My mother, the pillar in the Hanamura family, placed a calm hand on my shoulder. "It's alright, sweetheart. The phone is ruined. But I have them too."

She pulled out her own phone, the screen brightly displaying a cheerful, fifteen-year-old Jun—the ghost of the past clashing violently with the sterile present. The doctor studied the image.

"There is a strong resemblance. But the boy is clearly older now, and his skin is... unusual. Pale." He handed the phone back. "We cannot officially confirm the identity yet, but given the circumstances, we've moved him to a supervised room off the ICU after preliminary scans."

Pale. Of course he was pale. He had effectively traveled through time.

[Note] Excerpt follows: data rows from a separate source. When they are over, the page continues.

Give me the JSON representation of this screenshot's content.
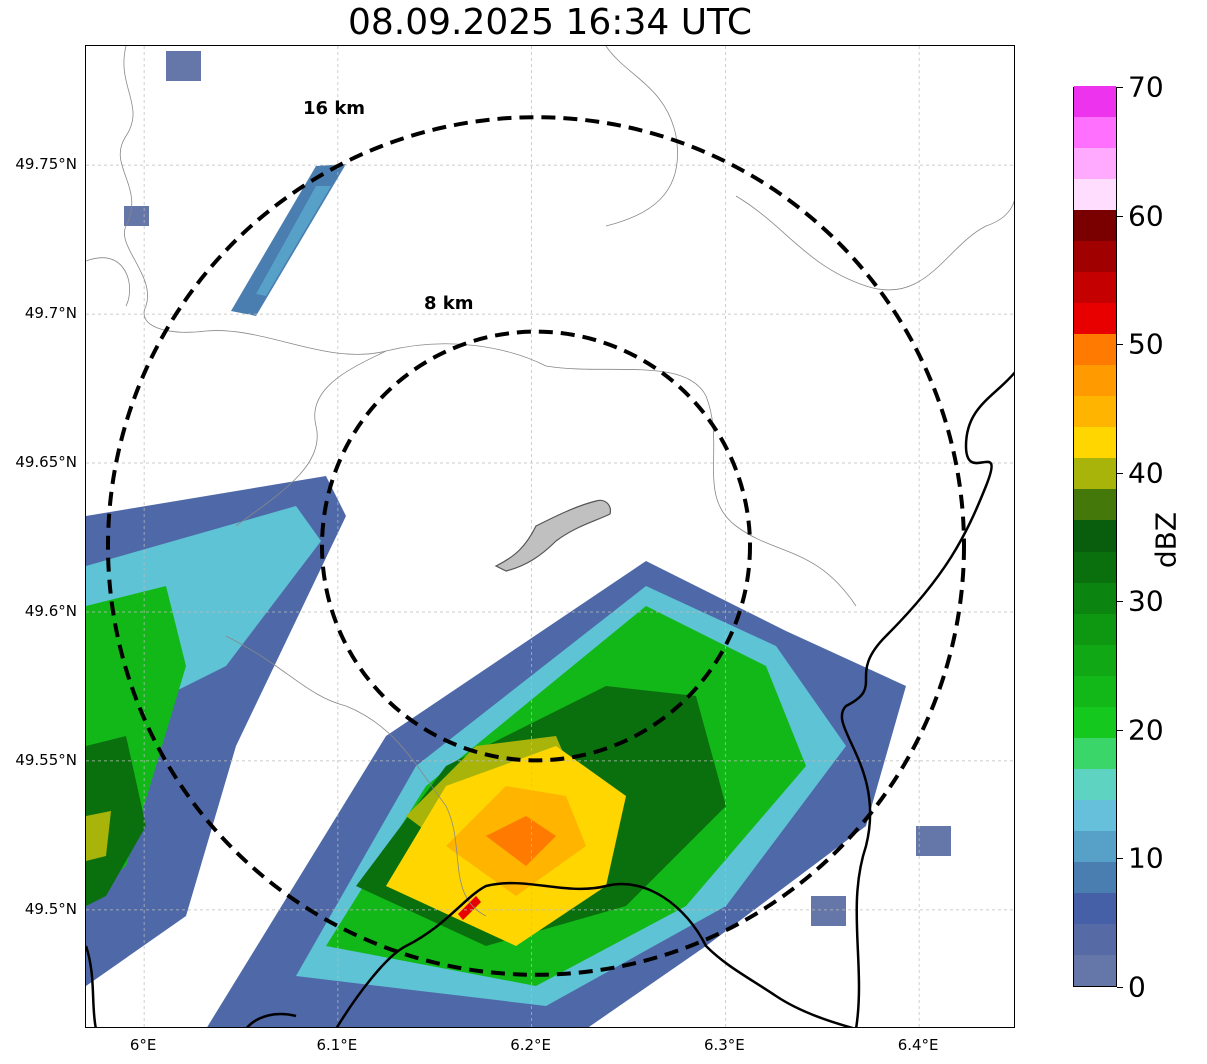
{
  "title": "08.09.2025 16:34 UTC",
  "map": {
    "lon_range": [
      5.97,
      6.45
    ],
    "lat_range": [
      49.46,
      49.79
    ],
    "x_ticks": [
      {
        "value": 6.0,
        "label": "6°E"
      },
      {
        "value": 6.1,
        "label": "6.1°E"
      },
      {
        "value": 6.2,
        "label": "6.2°E"
      },
      {
        "value": 6.3,
        "label": "6.3°E"
      },
      {
        "value": 6.4,
        "label": "6.4°E"
      }
    ],
    "y_ticks": [
      {
        "value": 49.75,
        "label": "49.75°N"
      },
      {
        "value": 49.7,
        "label": "49.7°N"
      },
      {
        "value": 49.65,
        "label": "49.65°N"
      },
      {
        "value": 49.6,
        "label": "49.6°N"
      },
      {
        "value": 49.55,
        "label": "49.55°N"
      },
      {
        "value": 49.5,
        "label": "49.5°N"
      }
    ],
    "rings": [
      {
        "label": "8 km",
        "radius_km": 8
      },
      {
        "label": "16 km",
        "radius_km": 16
      }
    ],
    "gridlines": true
  },
  "colorbar": {
    "label": "dBZ",
    "ticks": [
      0,
      10,
      20,
      30,
      40,
      50,
      60,
      70
    ],
    "tick_labels": [
      "0",
      "10",
      "20",
      "30",
      "40",
      "50",
      "60",
      "70"
    ],
    "colors": [
      "#6576a8",
      "#566aa6",
      "#4560a6",
      "#4a7db0",
      "#57a0c8",
      "#66c0dc",
      "#5fd3c2",
      "#3ad66a",
      "#15c81e",
      "#12b818",
      "#10a815",
      "#0e9812",
      "#0b8410",
      "#0a700e",
      "#085e0c",
      "#45780a",
      "#a8b40a",
      "#ffd600",
      "#ffb400",
      "#ff9a00",
      "#ff7a00",
      "#e80000",
      "#c40000",
      "#a00000",
      "#7a0000",
      "#ffddff",
      "#ffaaff",
      "#ff70ff",
      "#ee33ee"
    ]
  }
}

My father asked if we could see him, but the doctor insisted on stabilization. "However, given the identification crisis, we will allow one of you a brief, supervised visit soon for visual confirmation."

The next sixty minutes were an unbearable, singular point of agony. My wet clothes were now icy against my skin. I stared at the digital clock on the wall, watching the seconds bleed into minutes, my mind cycling between absolute certainty and terrifying doubt. What if the resemblance isn't close enough? What if my whole life was just a mistaken variable?

The silence was finally fractured when a different nurse appeared.

"Hanamura family? The patient is stabilized. We are ready for a quick visual confirmation now. One person only."

I didn't wait for my parents' consent. My heart had fought through the sea, the chaos, and the clinical resistance of the hospital. This confirmation was mine alone.

"I don't care about the guardian or the rules," I stated, rising from the chair. My voice had regained its terrifying, icy calm—the voice of the Silent Princess making an undeniable demand. I pushed past my startled parents and the nurse. "I have to see him. He came back for me." The story wasn't theirs to confirm; it was mine. I walked straight into the restricted hallway.